Dopo aver giurato solennemente che l’epoca dei demenziali, discriminatori e inutili bonus cominciati nell’era buia degli esecutivi Conte era finita, il governo ha deciso di chiudere l’anno in grande spolvero con l’ennesimo bonus. Ovviamente demenziale, discriminatorio e inutile come tutti gli altri. In un Paese dove non si sposa più nessuno e dove l’Istat riportava che già dal 2016 i giovani preferivano la convivenza al matrimonio, ecco la geniale idea di Palazzo di un bonus in tredicesima da 100 euro alle sole coppie sposate con figli.
Al Corriere della Sera che chiedeva lumi, il viceministro dell’economia Maurizio Leo ha risposto che alcune coppie di fatto ne avranno comunque diritto. Quali? «Laddove c’è la cosiddetta mancanza del coniuge». Pensavamo fosse uno scherzo. Invece anche il quotidiano di via Solferino l’ha interpretato come noi «i genitori single, oppure quando l’altro genitore è “mancante”, cioè è deceduto, non ha riconosciuto il figlio naturale, a prescindere dalla nuova situazione familiare». Quindi è proprio una presa in giro, dato che in nessuna di queste situazioni si può parlare di «coppia» a meno che non abbiano deciso, Lorsignori, di mettere mano al vocabolario, com’è d’uso di questi tempi. Sicchè, dell’elemosina natalizia beneficeranno un milione di famiglie disagiate, a fronte (dati Istat) di 25 milioni e 600 mila nuclei famigliari: pensa che manna per il Paese.

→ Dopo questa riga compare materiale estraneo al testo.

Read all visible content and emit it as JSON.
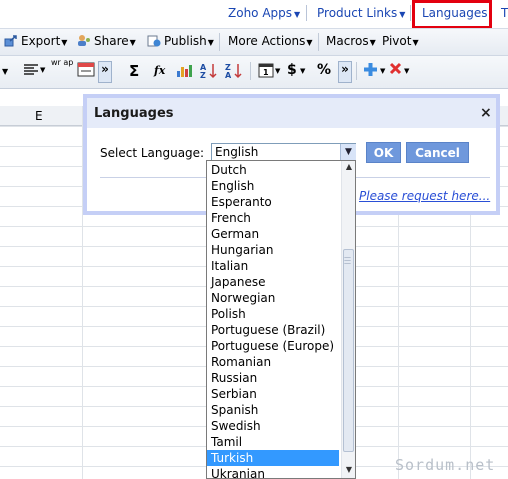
{
  "topbar": {
    "zoho_apps": "Zoho Apps",
    "product_links": "Product Links",
    "languages": "Languages",
    "cut_off": "T"
  },
  "toolbar": {
    "export": "Export",
    "share": "Share",
    "publish": "Publish",
    "more_actions": "More Actions",
    "macros": "Macros",
    "pivot": "Pivot",
    "wrap_label": "wr ap",
    "more_glyph": "»",
    "sum": "Σ",
    "fx": "fx",
    "dollar": "$",
    "percent": "%"
  },
  "sheet": {
    "column_e": "E"
  },
  "dialog": {
    "title": "Languages",
    "close": "×",
    "select_label": "Select Language:",
    "selected_value": "English",
    "ok": "OK",
    "cancel": "Cancel",
    "request_link": "Please request here..."
  },
  "dropdown": {
    "items": [
      "Dutch",
      "English",
      "Esperanto",
      "French",
      "German",
      "Hungarian",
      "Italian",
      "Japanese",
      "Norwegian",
      "Polish",
      "Portuguese (Brazil)",
      "Portuguese (Europe)",
      "Romanian",
      "Russian",
      "Serbian",
      "Spanish",
      "Swedish",
      "Tamil",
      "Turkish",
      "Ukranian"
    ],
    "selected": "Turkish"
  },
  "watermark": "Sordum.net",
  "colors": {
    "link": "#1a46b3",
    "highlight_border": "#e3000f",
    "dialog_border": "#c5cff6",
    "button": "#6f98dc",
    "selection": "#3399ff"
  }
}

Quella che in bozza sembra l’ennesima pagliacciata a beneficio della famiglia tradizionale – non esattamente tipica, peraltro, degli esponenti della maggioranza – nasconde però qualcosa di un po’ più sinistro. E cioè dovrà essere il lavoratore a chiedere il bonus. Ne hanno diritto i dipendenti con redditi che vanno tra 8.500 e 28 mila euro annui e almeno un figlio a carico. A una condizione, testualmente, fonte sempre Corriere: «Imposta lorda determinata sui redditi da lavoro dipendente d’importo superiore a quello delle detrazioni spettanti. Non spetta quindi il bonus nei casi in cui le detrazioni previste già abbattono l’imposta dovuta».
Già questa frase intaserà i patronati di lunghissime code di gente che chiederà se potrà beneficiare della mancia o meno. In ogni caso, che chieda o meno il supporto degli enti preposti, per avere il bonus il dipendente dovrà sottoscrivere al proprio datore di lavoro di essere in possesso dei requisiti. Sicchè, è facile immaginare, una buona fetta dei 100 milioni prevista non sarà spesa: vuoi per chi, non potendo far code, non vorrà rischiare di dover restituire l’esigua cifra. Vuoi per chi, non avendone diritto, sottoscriverà di poterlo percepire e sarà chiamato più avanti a rendere il «bottino»: naturalmente, come sempre accade, con qualche balzello in più.
Ma perchè scriviamo che si tratta di un dettaglio «sinistro»? Per una ragione molto semplice. Com’è noto, ormai, tutte le nostre banche dati sono serenamente visibili dall’Agenzia delle Entrate. Lo rese possibile nel 2021 il Decreto Capienze, grazie al quale la pubblica amministrazione non deve più chiedere autorizzazioni al Garante per trattare i nostri dati personali. In sostanza, lo Stato sa già chi ha diritto e chi no al bonus. Non bastasse, i dipendenti che hanno figli e guadagnano fino a 28 mila euro, ossia coloro che (se sposati, single o vedovi) sono i beneficiari della misura, certamente annualmente stilano l’Isee per avere accesso all’assegno unico. Dunque, ci sono infiniti modi perchè tale bonus, inutile e discriminatorio, sia assegnato d’ufficio dal governo, vedendo subito (e con controllando dopo) la platea cui consegnare l’obolo. E non c’è alcun bisogno, per contro, che sia il lavoratore a chiederlo, facendosi la coda ai patronati per capire se ne abbia diritto e dovendo eventualmente restituire il bonus con gli interessi qualche mese più avanti.
E allora perché escogitare l’ennesimo sistema macchinoso per mettere gli italiani ancora più in difficoltà? Non sarà che serva un domani a far dire al governo di aver già speso 100 milioni per il sociale, quando magari ne ha materialmente tirati fuori solo, per dire, 50? Che so, magari in risposta ad un altro alluvionato che si lamenterà di aver preso, a fronte dei 30 mila richiesti, 14 euro di risarcimento. Anzi meno: 13,87. Manco il costo delle spese della domanda.